Все еще до конца не понимая, что у этого мужчины на уме, схватила пиджак и неуверенно высунулась в коридор. Ректор терпеливо ожидал меня поодаль.
— А казнь? — мне было подозрительно, что вот так можно увести из тюрьмы приговоренного преступника.
— Состоится как-нибудь без вас, госпожа Сатор.
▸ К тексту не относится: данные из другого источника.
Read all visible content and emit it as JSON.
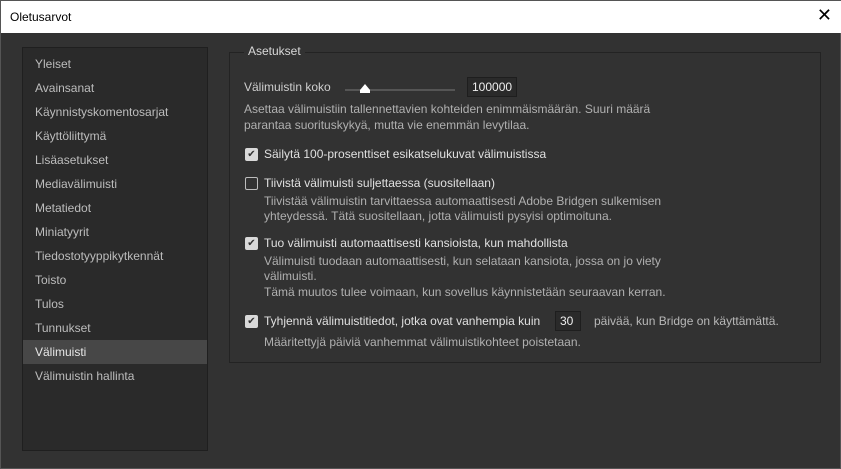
{
  "window": {
    "title": "Oletusarvot",
    "close": "✕"
  },
  "sidebar": {
    "items": [
      "Yleiset",
      "Avainsanat",
      "Käynnistyskomentosarjat",
      "Käyttöliittymä",
      "Lisäasetukset",
      "Mediavälimuisti",
      "Metatiedot",
      "Miniatyyrit",
      "Tiedostotyyppikytkennät",
      "Toisto",
      "Tulos",
      "Tunnukset",
      "Välimuisti",
      "Välimuistin hallinta"
    ],
    "selected": "Välimuisti"
  },
  "settings": {
    "legend": "Asetukset",
    "cache_size_label": "Välimuistin koko",
    "cache_size_value": "100000",
    "cache_size_slider_fraction": 0.2,
    "cache_size_desc1": "Asettaa välimuistiin tallennettavien kohteiden enimmäismäärän. Suuri määrä",
    "cache_size_desc2": "parantaa suorituskykyä, mutta vie enemmän levytilaa.",
    "keep_previews": {
      "label": "Säilytä 100-prosenttiset esikatselukuvat välimuistissa",
      "checked": true
    },
    "compact": {
      "label": "Tiivistä välimuisti suljettaessa (suositellaan)",
      "checked": false,
      "desc1": "Tiivistää välimuistin tarvittaessa automaattisesti Adobe Bridgen sulkemisen",
      "desc2": "yhteydessä. Tätä suositellaan, jotta välimuisti pysyisi optimoituna."
    },
    "auto_export": {
      "label": "Tuo välimuisti automaattisesti kansioista, kun mahdollista",
      "checked": true,
      "desc1": "Välimuisti tuodaan automaattisesti, kun selataan kansiota, jossa on jo viety",
      "desc2": "välimuisti.",
      "desc3": "Tämä muutos tulee voimaan, kun sovellus käynnistetään seuraavan kerran."
    },
    "purge": {
      "label": "Tyhjennä välimuistitiedot, jotka ovat vanhempia kuin",
      "days": "30",
      "suffix": "päivää, kun Bridge on käyttämättä.",
      "checked": true,
      "desc": "Määritettyjä päiviä vanhemmat välimuistikohteet poistetaan."
    },
    "check": "✔"
  }
}
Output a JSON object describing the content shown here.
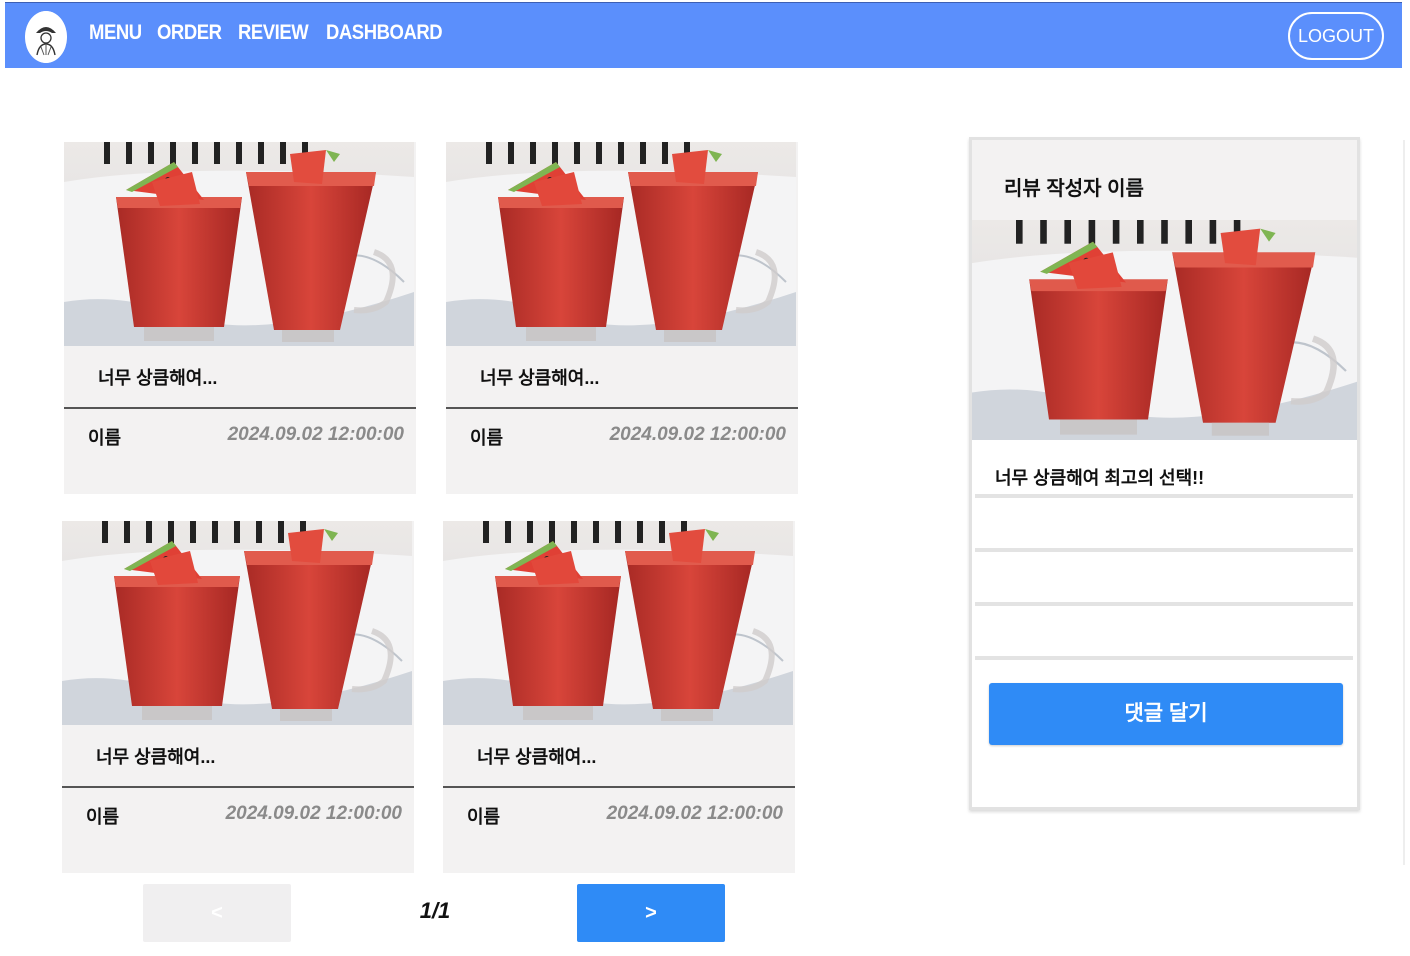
{
  "nav": {
    "links": [
      "MENU",
      "ORDER",
      "REVIEW",
      "DASHBOARD"
    ],
    "logout": "LOGOUT",
    "brand_color": "#5b8ffc"
  },
  "reviews": [
    {
      "title": "너무 상큼해여...",
      "author": "이름",
      "date": "2024.09.02 12:00:00"
    },
    {
      "title": "너무 상큼해여...",
      "author": "이름",
      "date": "2024.09.02 12:00:00"
    },
    {
      "title": "너무 상큼해여...",
      "author": "이름",
      "date": "2024.09.02 12:00:00"
    },
    {
      "title": "너무 상큼해여...",
      "author": "이름",
      "date": "2024.09.02 12:00:00"
    }
  ],
  "pagination": {
    "prev": "<",
    "current": "1/1",
    "next": ">"
  },
  "detail": {
    "author": "리뷰 작성자 이름",
    "content": "너무 상큼해여 최고의 선택!!",
    "comment_button": "댓글 달기",
    "accent_color": "#2f8bf6"
  }
}
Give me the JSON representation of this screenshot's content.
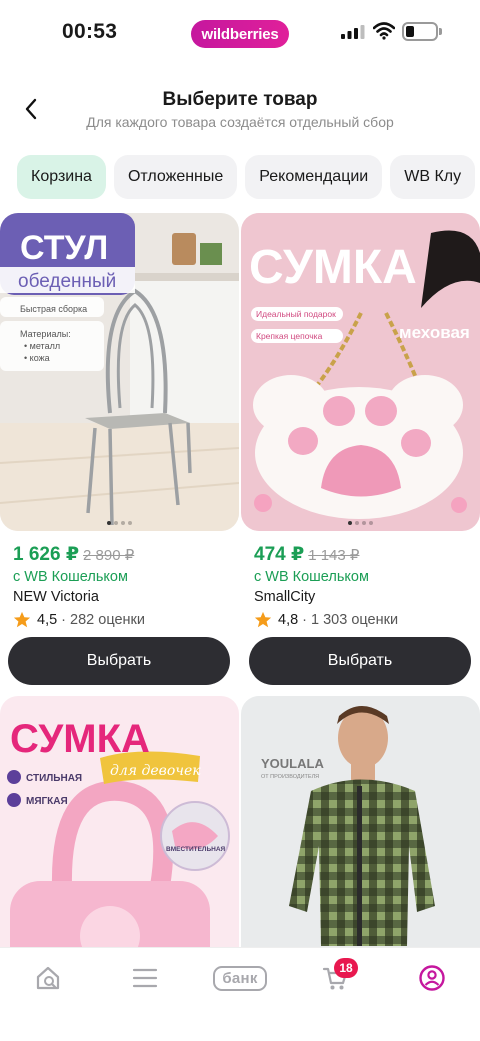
{
  "status": {
    "time": "00:53",
    "brand_pill": "wildberries"
  },
  "header": {
    "title": "Выберите товар",
    "subtitle": "Для каждого товара создаётся отдельный сбор"
  },
  "tabs": [
    {
      "label": "Корзина",
      "active": true
    },
    {
      "label": "Отложенные",
      "active": false
    },
    {
      "label": "Рекомендации",
      "active": false
    },
    {
      "label": "WB Клу",
      "active": false
    }
  ],
  "products": [
    {
      "price": "1 626 ₽",
      "old_price": "2 890 ₽",
      "wallet": "с WB Кошельком",
      "brand": "NEW Victoria",
      "rating": "4,5",
      "reviews": "· 282 оценки",
      "button": "Выбрать",
      "image_text": {
        "title": "СТУЛ",
        "subtitle": "обеденный",
        "note": "Быстрая сборка",
        "materials_label": "Материалы:",
        "material_1": "• металл",
        "material_2": "• кожа"
      }
    },
    {
      "price": "474 ₽",
      "old_price": "1 143 ₽",
      "wallet": "с WB Кошельком",
      "brand": "SmallCity",
      "rating": "4,8",
      "reviews": "· 1 303 оценки",
      "button": "Выбрать",
      "image_text": {
        "title": "СУМКА",
        "tag_1": "Идеальный подарок",
        "tag_2": "Крепкая цепочка",
        "side_label": "меховая"
      }
    },
    {
      "image_text": {
        "title": "СУМКА",
        "script": "для девочек",
        "feature_1": "СТИЛЬНАЯ",
        "feature_2": "МЯГКАЯ",
        "feature_3": "ВМЕСТИТЕЛЬНАЯ"
      }
    },
    {
      "image_text": {
        "logo": "YOULALA",
        "logo_sub": "ОТ ПРОИЗВОДИТЕЛЯ"
      }
    }
  ],
  "bottom_nav": {
    "items": [
      "home-search-icon",
      "catalog-menu-icon",
      "bank-button",
      "cart-icon",
      "profile-icon"
    ],
    "bank_label": "банк",
    "cart_count": "18",
    "accent_color": "#c5179e"
  }
}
Или вы настаиваете? — саркастично хмыкнул мужчина, наблюдая, как я отрицательно замотала головой, — отдел полностью под моим контролем, стража не будет пока бегать за вами по всему городу, не беспокойтесь.
– “Пока”, “Временное помилование”, что вы хотите сказать, капитан Мурес? — беспокойно оглядываясь на оставленную камеру, последовала за пришедшим в движение мужчиной.
— Теперь ваша жизнь в моих руках, — просто, как само собой разумеющееся, сообщили мне и галантно добавили, — с вашего позволения, перед возвращением в академию зайдем кое-куда.
Хоть это и выглядело форменным издевательством, я силой воли заставила себя промолчать. Так ему и есть дело до моего согласия куда-то идти. Позволения эта "табуретка рогатая" вздумал спрашивать. От дарха я не отставала ни на шаг, мрачно сверля спину в бежевом пальто и петляя по отделу СОПа. Мы давно выбрались из подземелья и теперь, кажется, шли на выход. Начало ноября, отличный месяц для прогулки в одном пиджаке! Я злилась и кипела, мысленно посылая множество бед на блохастое начальство. Однако, смиренно молчала, продолжая следовать за спокойно идущим мужчиной. Такое ощущение, что он каждый день отменяет казни и заключает сделки с преступниками. Может, все же весь этот двухдневный кошмар — это план капитана?
Пронизывающий холодом ветер моментально пробрал до самых костей, стоило только выйти за порог СОПа. Ладно, сопли я вылечить сумею, а вот голову обратно приклеить — нет. Едва ли заявление о том, что он очень реалистично блефовал, как-то улучшит мое положение.
Спустя пару улиц у меня уже зуб на зуб не попадал и ощутимо потряхивало. Я вся скукожилась, обнимая себя руками и уткнулась в землю, скрывая лицо от порывов ветра. Куда идти ориентировалась, следя за блестящими пятками черных туфель, мелькающими впереди меня. В какое-то, особенно пробирающее холодом мгновение, я и вовсе остановилась и зажмурилась на пару секунд. И дернулась, ужасно испугавшись, когда мне на плечи легло что-то тяжелое и теплое. Прямо передо мной лицом к лицу оказался дарх, накинувший на меня собственное пальто и придерживающий его за полы, чтобы не съехало.
— Я как-то не подумал, что вы без верхней одежды, — с толикой обвинения пояснил ректор, — надо было сказать об этом еще в СОПе.
— О, как мило! Замерзнувшую девицу вам жалко, а отправлять ее на казнь — нет! — сил терпеть это представление просто не осталось.
— Вы способны вызвать умиление и сострадание даже у голодной виверны, госпожа Сатор, правда, только до тех пор, пока не откроете рот, — припечатал Табурет, резко отстраняясь.
В пальто уже вцепилась сама, боясь что оно свалится с плеч. И припустила за явно раздраженным мужчиной, надеясь, что он не начнет жалеть о помиловании прямо сейчас. Расставаться с теплой одеждой не было никакого желания. Вещь была мне явно велика, опускалась ниже колен, но быстро согревала. Едва ли мне было жалко ректора, на которого теперь даже смотреть было холодно, но что-то похожее на совесть беспокойно ворочалось внутри.
— Капитан Мурес, ваше пальто… — договаривать и уж тем более снимать с себя что-то поостереглась, напоровшись на взбешенный взгляд карих глаз, — холодно же.
— Я способен о себе позаботиться самостоятельно и уж тем более как-нибудь переживу пятнадцать минут на холоде. Сделайте одолжение, Оника, помолчите! — гневно прошипели мне в ответ и вновь продолжили путь.